Dans le Vercors, les plantes ont toujours eu une importance capitale, de nombreux humains ont survécu grâce à elles au fil des siècles. Leurs multiples utilisations dans des domaines variés de la vie quotidienne ont été transmises de génération en génération jusque dans les années 1950-60. L’installation dans la durée de la société de consommation a bousculé les usages et au cours des années 1980 a émergé la volonté de ne pas perdre ce patrimoine immatériel.

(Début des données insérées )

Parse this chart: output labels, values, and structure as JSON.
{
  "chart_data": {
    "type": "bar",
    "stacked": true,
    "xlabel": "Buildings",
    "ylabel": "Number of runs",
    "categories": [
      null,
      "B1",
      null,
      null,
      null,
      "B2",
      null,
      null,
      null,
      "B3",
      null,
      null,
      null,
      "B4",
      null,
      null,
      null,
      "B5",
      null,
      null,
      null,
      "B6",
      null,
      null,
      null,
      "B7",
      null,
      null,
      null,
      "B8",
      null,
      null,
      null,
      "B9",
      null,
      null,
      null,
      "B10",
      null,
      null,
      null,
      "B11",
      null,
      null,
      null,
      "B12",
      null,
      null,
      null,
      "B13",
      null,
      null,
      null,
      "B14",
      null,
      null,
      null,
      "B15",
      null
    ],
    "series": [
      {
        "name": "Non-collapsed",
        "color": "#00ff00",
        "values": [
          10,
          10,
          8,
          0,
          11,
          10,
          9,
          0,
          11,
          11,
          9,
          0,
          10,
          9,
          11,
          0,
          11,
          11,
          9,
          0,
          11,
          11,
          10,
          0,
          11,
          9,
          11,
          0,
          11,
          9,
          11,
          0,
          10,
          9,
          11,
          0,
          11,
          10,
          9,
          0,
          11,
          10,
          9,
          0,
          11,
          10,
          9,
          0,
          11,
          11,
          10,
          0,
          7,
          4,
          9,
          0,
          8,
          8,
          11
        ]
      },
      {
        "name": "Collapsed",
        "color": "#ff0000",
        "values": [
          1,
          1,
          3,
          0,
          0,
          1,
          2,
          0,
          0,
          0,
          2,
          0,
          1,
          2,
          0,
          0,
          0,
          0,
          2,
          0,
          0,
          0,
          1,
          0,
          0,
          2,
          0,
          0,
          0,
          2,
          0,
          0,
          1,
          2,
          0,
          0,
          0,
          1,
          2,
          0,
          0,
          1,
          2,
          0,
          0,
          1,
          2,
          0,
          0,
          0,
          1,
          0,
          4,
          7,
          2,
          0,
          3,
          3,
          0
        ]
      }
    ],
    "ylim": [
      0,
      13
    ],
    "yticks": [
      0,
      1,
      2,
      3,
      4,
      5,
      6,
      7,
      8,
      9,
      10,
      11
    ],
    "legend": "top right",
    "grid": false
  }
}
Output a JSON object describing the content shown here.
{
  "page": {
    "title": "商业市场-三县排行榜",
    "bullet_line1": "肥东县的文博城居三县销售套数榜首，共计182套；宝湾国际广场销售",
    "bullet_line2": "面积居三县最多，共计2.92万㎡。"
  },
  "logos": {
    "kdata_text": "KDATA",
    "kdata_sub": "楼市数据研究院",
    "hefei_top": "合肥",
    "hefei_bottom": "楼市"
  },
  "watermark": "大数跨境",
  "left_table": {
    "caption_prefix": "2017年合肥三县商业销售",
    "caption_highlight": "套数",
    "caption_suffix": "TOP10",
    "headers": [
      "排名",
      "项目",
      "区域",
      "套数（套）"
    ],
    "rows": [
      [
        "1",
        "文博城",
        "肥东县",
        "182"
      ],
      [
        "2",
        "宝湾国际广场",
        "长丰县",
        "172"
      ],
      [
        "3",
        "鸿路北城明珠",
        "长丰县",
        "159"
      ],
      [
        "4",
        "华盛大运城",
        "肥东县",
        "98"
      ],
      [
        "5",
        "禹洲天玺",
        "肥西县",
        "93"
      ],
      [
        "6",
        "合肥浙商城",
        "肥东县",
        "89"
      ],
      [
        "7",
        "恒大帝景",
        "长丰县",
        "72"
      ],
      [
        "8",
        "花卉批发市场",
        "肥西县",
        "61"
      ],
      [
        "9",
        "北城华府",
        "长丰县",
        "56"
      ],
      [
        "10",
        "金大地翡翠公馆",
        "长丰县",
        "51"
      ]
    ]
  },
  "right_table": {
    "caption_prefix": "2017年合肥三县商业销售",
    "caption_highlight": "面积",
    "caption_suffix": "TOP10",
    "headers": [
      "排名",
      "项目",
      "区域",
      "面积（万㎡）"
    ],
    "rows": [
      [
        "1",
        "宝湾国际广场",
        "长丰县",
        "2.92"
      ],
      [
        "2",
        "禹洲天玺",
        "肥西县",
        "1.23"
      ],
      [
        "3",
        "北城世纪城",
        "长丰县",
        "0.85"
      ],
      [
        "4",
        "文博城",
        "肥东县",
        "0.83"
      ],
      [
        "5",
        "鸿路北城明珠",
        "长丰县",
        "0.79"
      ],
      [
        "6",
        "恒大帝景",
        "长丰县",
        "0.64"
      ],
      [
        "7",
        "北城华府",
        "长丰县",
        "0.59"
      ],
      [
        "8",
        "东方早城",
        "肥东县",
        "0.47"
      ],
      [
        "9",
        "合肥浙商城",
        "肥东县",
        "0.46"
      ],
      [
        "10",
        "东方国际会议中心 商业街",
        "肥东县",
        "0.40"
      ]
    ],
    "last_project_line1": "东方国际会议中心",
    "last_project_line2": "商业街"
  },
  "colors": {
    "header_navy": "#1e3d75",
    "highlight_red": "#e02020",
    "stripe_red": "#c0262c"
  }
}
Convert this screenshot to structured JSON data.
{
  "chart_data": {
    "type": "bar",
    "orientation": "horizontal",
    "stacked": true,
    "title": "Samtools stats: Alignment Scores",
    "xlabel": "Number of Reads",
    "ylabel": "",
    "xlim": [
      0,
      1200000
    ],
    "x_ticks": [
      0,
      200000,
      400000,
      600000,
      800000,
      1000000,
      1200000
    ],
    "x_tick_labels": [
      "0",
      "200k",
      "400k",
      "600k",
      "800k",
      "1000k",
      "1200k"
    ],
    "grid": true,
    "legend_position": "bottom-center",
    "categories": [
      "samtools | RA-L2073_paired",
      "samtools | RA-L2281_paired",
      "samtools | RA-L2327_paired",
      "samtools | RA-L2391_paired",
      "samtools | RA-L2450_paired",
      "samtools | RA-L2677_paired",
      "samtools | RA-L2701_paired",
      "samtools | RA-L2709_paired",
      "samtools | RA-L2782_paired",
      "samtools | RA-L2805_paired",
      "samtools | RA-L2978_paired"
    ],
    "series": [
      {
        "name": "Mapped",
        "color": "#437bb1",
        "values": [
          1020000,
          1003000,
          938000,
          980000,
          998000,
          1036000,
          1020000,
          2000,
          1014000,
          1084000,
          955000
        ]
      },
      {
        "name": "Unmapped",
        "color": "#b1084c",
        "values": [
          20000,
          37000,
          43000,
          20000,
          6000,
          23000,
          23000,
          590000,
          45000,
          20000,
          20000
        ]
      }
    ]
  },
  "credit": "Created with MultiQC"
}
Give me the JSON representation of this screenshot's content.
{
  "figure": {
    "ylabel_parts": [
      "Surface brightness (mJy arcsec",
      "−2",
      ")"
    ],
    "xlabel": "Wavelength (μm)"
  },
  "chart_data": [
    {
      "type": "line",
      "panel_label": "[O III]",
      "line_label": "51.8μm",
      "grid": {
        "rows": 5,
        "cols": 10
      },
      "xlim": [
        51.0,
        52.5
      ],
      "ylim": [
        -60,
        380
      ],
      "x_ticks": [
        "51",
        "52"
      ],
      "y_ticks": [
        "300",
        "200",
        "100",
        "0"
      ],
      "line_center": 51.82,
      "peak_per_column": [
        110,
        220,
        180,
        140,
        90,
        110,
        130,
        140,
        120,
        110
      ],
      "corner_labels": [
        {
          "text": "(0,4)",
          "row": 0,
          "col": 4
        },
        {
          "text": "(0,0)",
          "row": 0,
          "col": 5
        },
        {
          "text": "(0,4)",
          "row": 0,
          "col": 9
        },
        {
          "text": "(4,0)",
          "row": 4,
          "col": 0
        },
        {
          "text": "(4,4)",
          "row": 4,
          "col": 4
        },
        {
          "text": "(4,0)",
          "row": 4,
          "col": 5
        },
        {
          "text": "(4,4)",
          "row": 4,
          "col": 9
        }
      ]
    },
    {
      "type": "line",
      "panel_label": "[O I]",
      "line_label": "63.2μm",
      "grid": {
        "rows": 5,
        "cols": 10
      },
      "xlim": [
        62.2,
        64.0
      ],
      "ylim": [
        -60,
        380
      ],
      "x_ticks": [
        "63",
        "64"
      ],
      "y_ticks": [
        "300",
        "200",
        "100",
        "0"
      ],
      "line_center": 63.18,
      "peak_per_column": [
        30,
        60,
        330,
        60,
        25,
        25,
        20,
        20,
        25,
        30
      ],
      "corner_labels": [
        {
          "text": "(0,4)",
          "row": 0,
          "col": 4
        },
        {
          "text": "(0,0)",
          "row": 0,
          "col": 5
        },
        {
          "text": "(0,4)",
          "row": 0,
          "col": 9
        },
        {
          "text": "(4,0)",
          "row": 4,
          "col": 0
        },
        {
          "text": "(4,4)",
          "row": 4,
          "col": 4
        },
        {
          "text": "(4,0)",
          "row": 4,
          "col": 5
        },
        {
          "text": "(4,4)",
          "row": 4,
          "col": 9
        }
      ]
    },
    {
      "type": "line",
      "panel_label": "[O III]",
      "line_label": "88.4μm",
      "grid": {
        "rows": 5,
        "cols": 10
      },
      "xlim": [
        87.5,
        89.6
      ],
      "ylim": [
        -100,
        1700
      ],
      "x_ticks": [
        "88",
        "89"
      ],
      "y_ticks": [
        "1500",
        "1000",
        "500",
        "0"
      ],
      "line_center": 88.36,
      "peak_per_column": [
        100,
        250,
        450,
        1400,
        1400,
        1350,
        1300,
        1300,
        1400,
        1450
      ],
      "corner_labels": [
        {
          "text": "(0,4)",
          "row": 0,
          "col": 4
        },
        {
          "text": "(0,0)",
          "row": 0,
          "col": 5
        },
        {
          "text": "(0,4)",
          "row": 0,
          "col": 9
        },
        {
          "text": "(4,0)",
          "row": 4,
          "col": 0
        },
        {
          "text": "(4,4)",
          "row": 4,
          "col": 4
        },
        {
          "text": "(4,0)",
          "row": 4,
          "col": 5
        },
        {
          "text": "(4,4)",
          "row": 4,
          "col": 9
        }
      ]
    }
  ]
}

La base du livre Des hommes et des plantes : usages traditionnels des plantes dans le Vercors est une enquête ethnobotanique pilotée entre mars et octobre 1988 par Jean-Claude Nouallet auprès de 707 personnes âgées de 60 à 95 ans sur un territoire incluant le Vercors ainsi que le Trièves et le Diois. Le livre est un résumé de ces entretiens.
Le coquelicot
les rosettes des feuilles tendres se ramassent au printemps avant que la tige ne monte. Elles se cuisent comme des épinards et on les cuisine en gratin ou en farce à ravioles
L’objectif était de partir à la rencontre des habitants pour connaître les usages des plantes dans tous les domaines de la vie humaine : au quotidien, pour soigner les animaux, dans l’agriculture, l’alimentation,… Les habitants ont fait appel à leurs souvenirs des usages des plantes par leurs parents et leurs grands-parents, et ont parlé de leurs usages actuels à eux. L’étude des entretiens montre une évolution entre les usages passés et les usages présents.
Plusieurs évolutions simultanées peuvent expliquer ces changements d’usages. D’une part, l’accès facile à des produits « tout faits » comme les médicaments ou les balais a limité le recours aux plantes ; et d’autre part, de paysans, les habitants du Vercors sont devenus salariés, les plantes qui étaient utilisées par manque d’argent ont été abandonnées. Toutefois, aujourd’hui, le retour à la terre d’une frange de la population démocratise à nouveau certains végétaux. Le plantain, par exemple, a longtemps été utilisé en soupe au printemps puis abandonné, et retrouve à présent des lettres de noblesse.
L’oeil de bœuf
L’arnica ne pousse pas dans le Vercors, mais dans tous les traités de médecine, on lui voue un véritable culte. Aussi les habitants du Vercors l’ont-ils remplacées par l’œil de bœuf, une plante qui pousse ici et qui lui ressemble mais dont les propriétés sont inexistantes ! Et la teinture d’œil de bœuf est utilisée en lieu et place de la teinture d’arnica.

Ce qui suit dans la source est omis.